Impacts of advanced oxidation processes on disinfection byproducts from dissolved organic matter upon post-chlor(am)ination: A critical review

This review provides a critical evaluation of the literature to fully delineate the impact of advanced oxidation processes (AOPs) on the generation of disinfection byproducts (DBPs) from dissolved organic matter (DOM) upon post-chlor(am)ination. The study established that the overall impact of AOPs on DBP generation from raw water and wastewater is determined by the original chemical properties of the DOM and the extent of the radical dose. A given DOM sample that was originally resistant to halogenation would experience increase in DBP formation after an AOP while those that rapidly react with chlor(am)ine and are readily halogenated, are likely to produce lower concentrations of DBPs after an AOP. However, a high radical dose with extensive mineralization would reduce the DBP formation potential (DBPfP) irrespective of the DOM properties although it may lead to the generation of significant amounts of inorganic oxidation byproducts.
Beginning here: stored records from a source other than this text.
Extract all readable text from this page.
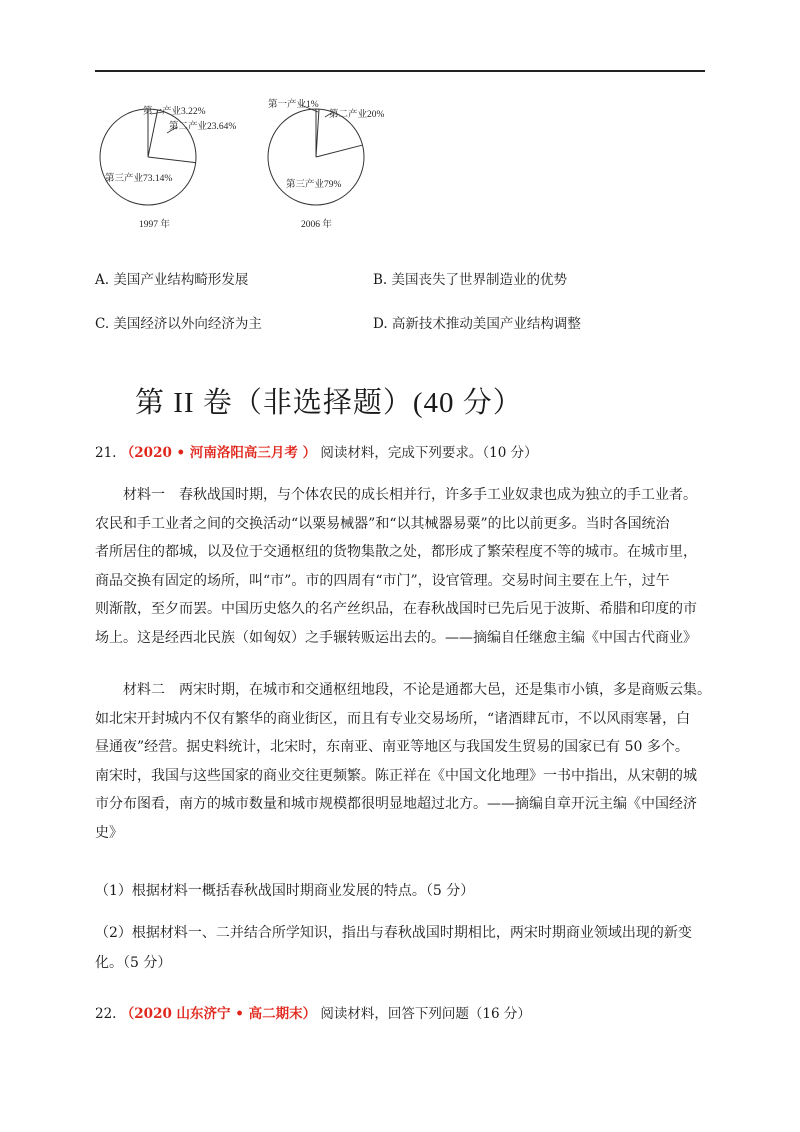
第一产业3.22%
第二产业23.64%
第三产业73.14%
1997 年
第一产业1%
第二产业20%
第三产业79%
2006 年
A. 美国产业结构畸形发展	B. 美国丧失了世界制造业的优势
C. 美国经济以外向经济为主	D. 高新技术推动美国产业结构调整
第 II 卷（非选择题）(40 分）
21. （2020 • 河南洛阳高三月考 ） 阅读材料，完成下列要求。（10 分）
材料一　春秋战国时期，与个体农民的成长相并行，许多手工业奴隶也成为独立的手工业者。
农民和手工业者之间的交换活动“以粟易械器”和“以其械器易粟”的比以前更多。当时各国统治
者所居住的都城，以及位于交通枢纽的货物集散之处，都形成了繁荣程度不等的城市。在城市里，
商品交换有固定的场所，叫“市”。市的四周有“市门”，设官管理。交易时间主要在上午，过午
则渐散，至夕而罢。中国历史悠久的名产丝织品，在春秋战国时已先后见于波斯、希腊和印度的市
场上。这是经西北民族（如匈奴）之手辗转贩运出去的。——摘编自任继愈主编《中国古代商业》
材料二　两宋时期，在城市和交通枢纽地段，不论是通都大邑，还是集市小镇，多是商贩云集。
如北宋开封城内不仅有繁华的商业街区，而且有专业交易场所，“诸酒肆瓦市，不以风雨寒暑，白
昼通夜”经营。据史料统计，北宋时，东南亚、南亚等地区与我国发生贸易的国家已有 50 多个。
南宋时，我国与这些国家的商业交往更频繁。陈正祥在《中国文化地理》一书中指出，从宋朝的城
市分布图看，南方的城市数量和城市规模都很明显地超过北方。——摘编自章开沅主编《中国经济
史》
（1）根据材料一概括春秋战国时期商业发展的特点。（5 分）
（2）根据材料一、二并结合所学知识，指出与春秋战国时期相比，两宋时期商业领域出现的新变
化。（5 分）
22. （2020 山东济宁 • 高二期末） 阅读材料，回答下列问题（16 分）
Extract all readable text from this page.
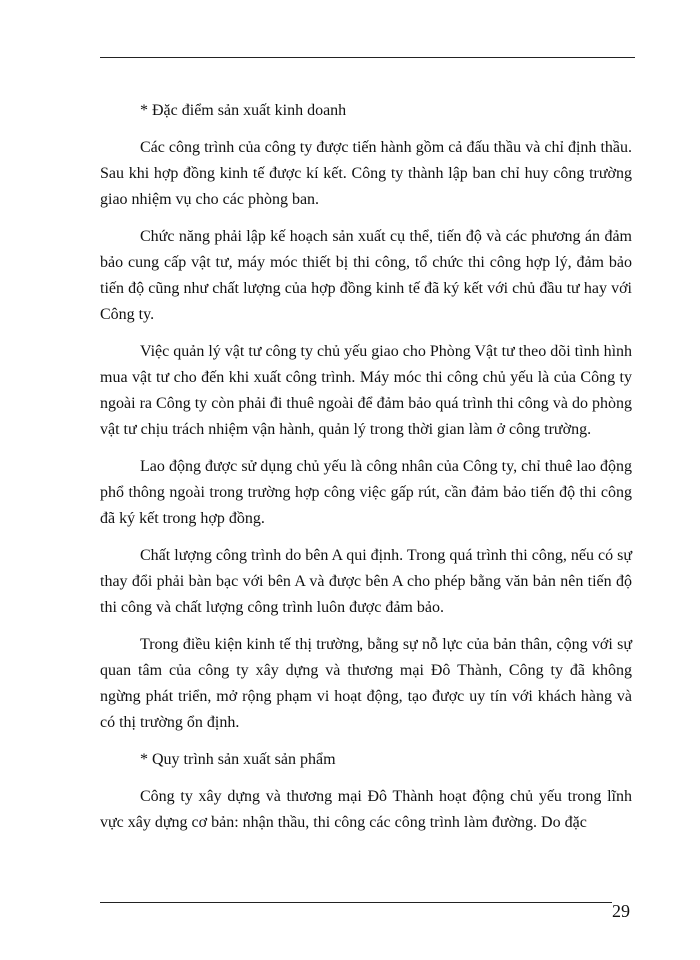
* Đặc điểm sản xuất kinh doanh

Các công trình của công ty được tiến hành gồm cả đấu thầu và chỉ định thầu. Sau khi hợp đồng kinh tế được kí kết. Công ty thành lập ban chỉ huy công trường giao nhiệm vụ cho các phòng ban.

Chức năng phải lập kế hoạch sản xuất cụ thể, tiến độ và các phương án đảm bảo cung cấp vật tư, máy móc thiết bị thi công, tổ chức thi công hợp lý, đảm bảo tiến độ cũng như chất lượng của hợp đồng kinh tế đã ký kết với chủ đầu tư hay với Công ty.

Việc quản lý vật tư công ty chủ yếu giao cho Phòng Vật tư theo dõi tình hình mua vật tư cho đến khi xuất công trình. Máy móc thi công chủ yếu là của Công ty ngoài ra Công ty còn phải đi thuê ngoài để đảm bảo quá trình thi công và do phòng vật tư chịu trách nhiệm vận hành, quản lý trong thời gian làm ở công trường.

Lao động được sử dụng chủ yếu là công nhân của Công ty, chỉ thuê lao động phổ thông ngoài trong trường hợp công việc gấp rút, cần đảm bảo tiến độ thi công đã ký kết trong hợp đồng.

Chất lượng công trình do bên A qui định. Trong quá trình thi công, nếu có sự thay đổi phải bàn bạc với bên A và được bên A cho phép bằng văn bản nên tiến độ thi công và chất lượng công trình luôn được đảm bảo.

Trong điều kiện kinh tế thị trường, bằng sự nỗ lực của bản thân, cộng với sự quan tâm của công ty xây dựng và thương mại Đô Thành, Công ty đã không ngừng phát triển, mở rộng phạm vi hoạt động, tạo được uy tín với khách hàng và có thị trường ổn định.

* Quy trình sản xuất sản phẩm

Công ty xây dựng và thương mại Đô Thành hoạt động chủ yếu trong lĩnh vực xây dựng cơ bản: nhận thầu, thi công các công trình làm đường. Do đặc

29
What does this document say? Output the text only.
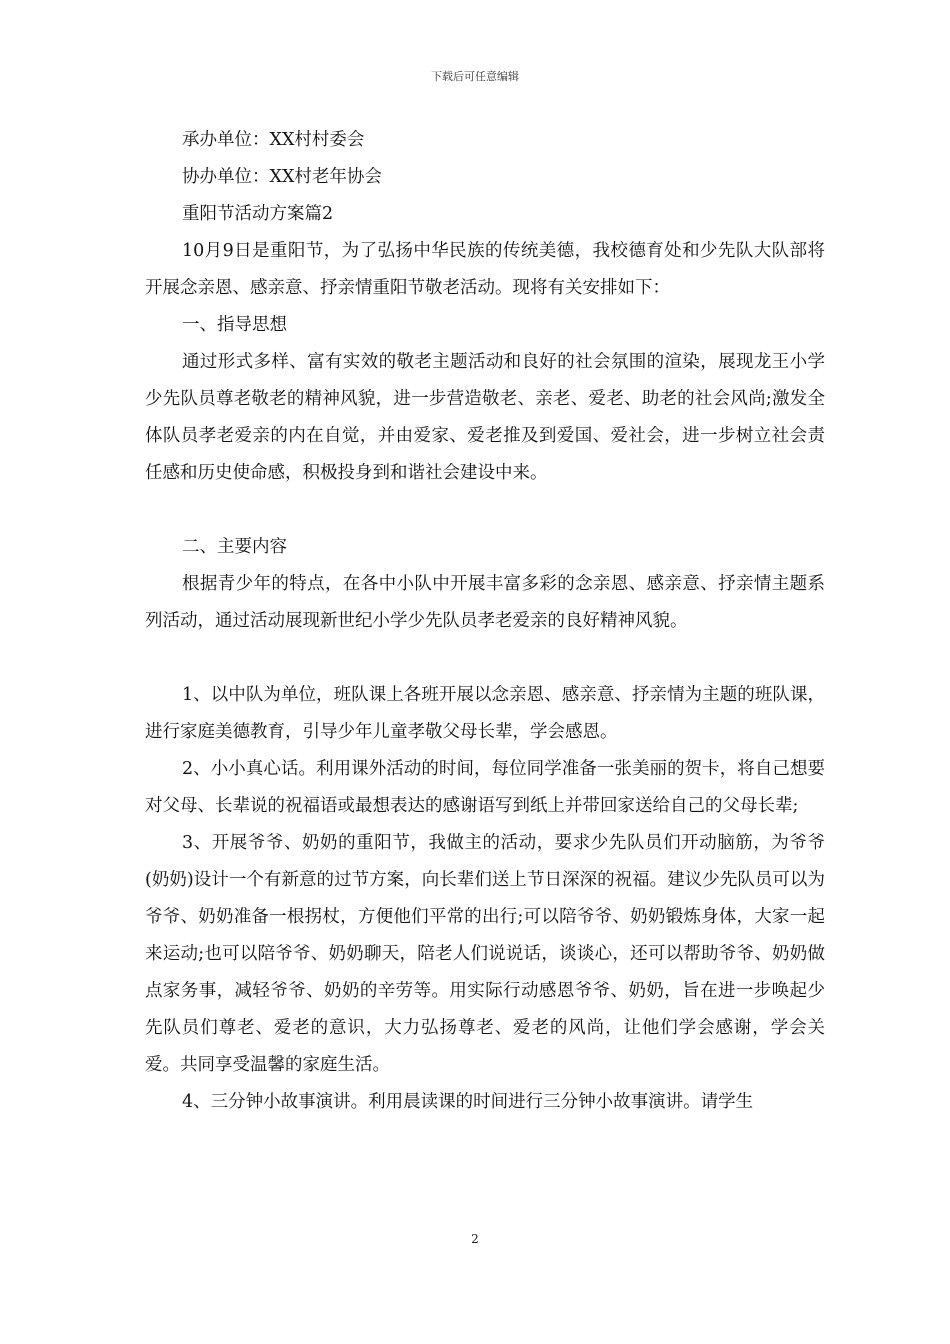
下载后可任意编辑

承办单位：XX村村委会

协办单位：XX村老年协会

重阳节活动方案篇2

10月9日是重阳节，为了弘扬中华民族的传统美德，我校德育处和少先队大队部将开展念亲恩、感亲意、抒亲情重阳节敬老活动。现将有关安排如下：

一、指导思想

通过形式多样、富有实效的敬老主题活动和良好的社会氛围的渲染，展现龙王小学少先队员尊老敬老的精神风貌，进一步营造敬老、亲老、爱老、助老的社会风尚;激发全体队员孝老爱亲的内在自觉，并由爱家、爱老推及到爱国、爱社会，进一步树立社会责任感和历史使命感，积极投身到和谐社会建设中来。

二、主要内容

根据青少年的特点，在各中小队中开展丰富多彩的念亲恩、感亲意、抒亲情主题系列活动，通过活动展现新世纪小学少先队员孝老爱亲的良好精神风貌。

1、以中队为单位，班队课上各班开展以念亲恩、感亲意、抒亲情为主题的班队课，进行家庭美德教育，引导少年儿童孝敬父母长辈，学会感恩。

2、小小真心话。利用课外活动的时间，每位同学准备一张美丽的贺卡，将自己想要对父母、长辈说的祝福语或最想表达的感谢语写到纸上并带回家送给自己的父母长辈;

3、开展爷爷、奶奶的重阳节，我做主的活动，要求少先队员们开动脑筋，为爷爷(奶奶)设计一个有新意的过节方案，向长辈们送上节日深深的祝福。建议少先队员可以为爷爷、奶奶准备一根拐杖，方便他们平常的出行;可以陪爷爷、奶奶锻炼身体，大家一起来运动;也可以陪爷爷、奶奶聊天，陪老人们说说话，谈谈心，还可以帮助爷爷、奶奶做点家务事，减轻爷爷、奶奶的辛劳等。用实际行动感恩爷爷、奶奶，旨在进一步唤起少先队员们尊老、爱老的意识，大力弘扬尊老、爱老的风尚，让他们学会感谢，学会关爱。共同享受温馨的家庭生活。

4、三分钟小故事演讲。利用晨读课的时间进行三分钟小故事演讲。请学生

2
All the common oxidative radicals appear to exert nearly the same effects on DBPfP. The higher selectivity of SO4 center dot- compared to HO center dot and Cl-center dot may achieve enhanced degradation of the DOM hydrophobic fractions and increased overall mineralization of the whole DOM, both effects which may directly lead to reduced DBPfP. However, these advantages may only be temporary or of limited impact in practical conditions due to the ubiquity of halide ions or under high radical doses. Novel conceptual parameterizations were proposed to facilitate the analysis of the impact on DBPfP of AOPs. Furthermore, some inconsistencies in the literature were identified and discussed, and further research themes were highlighted.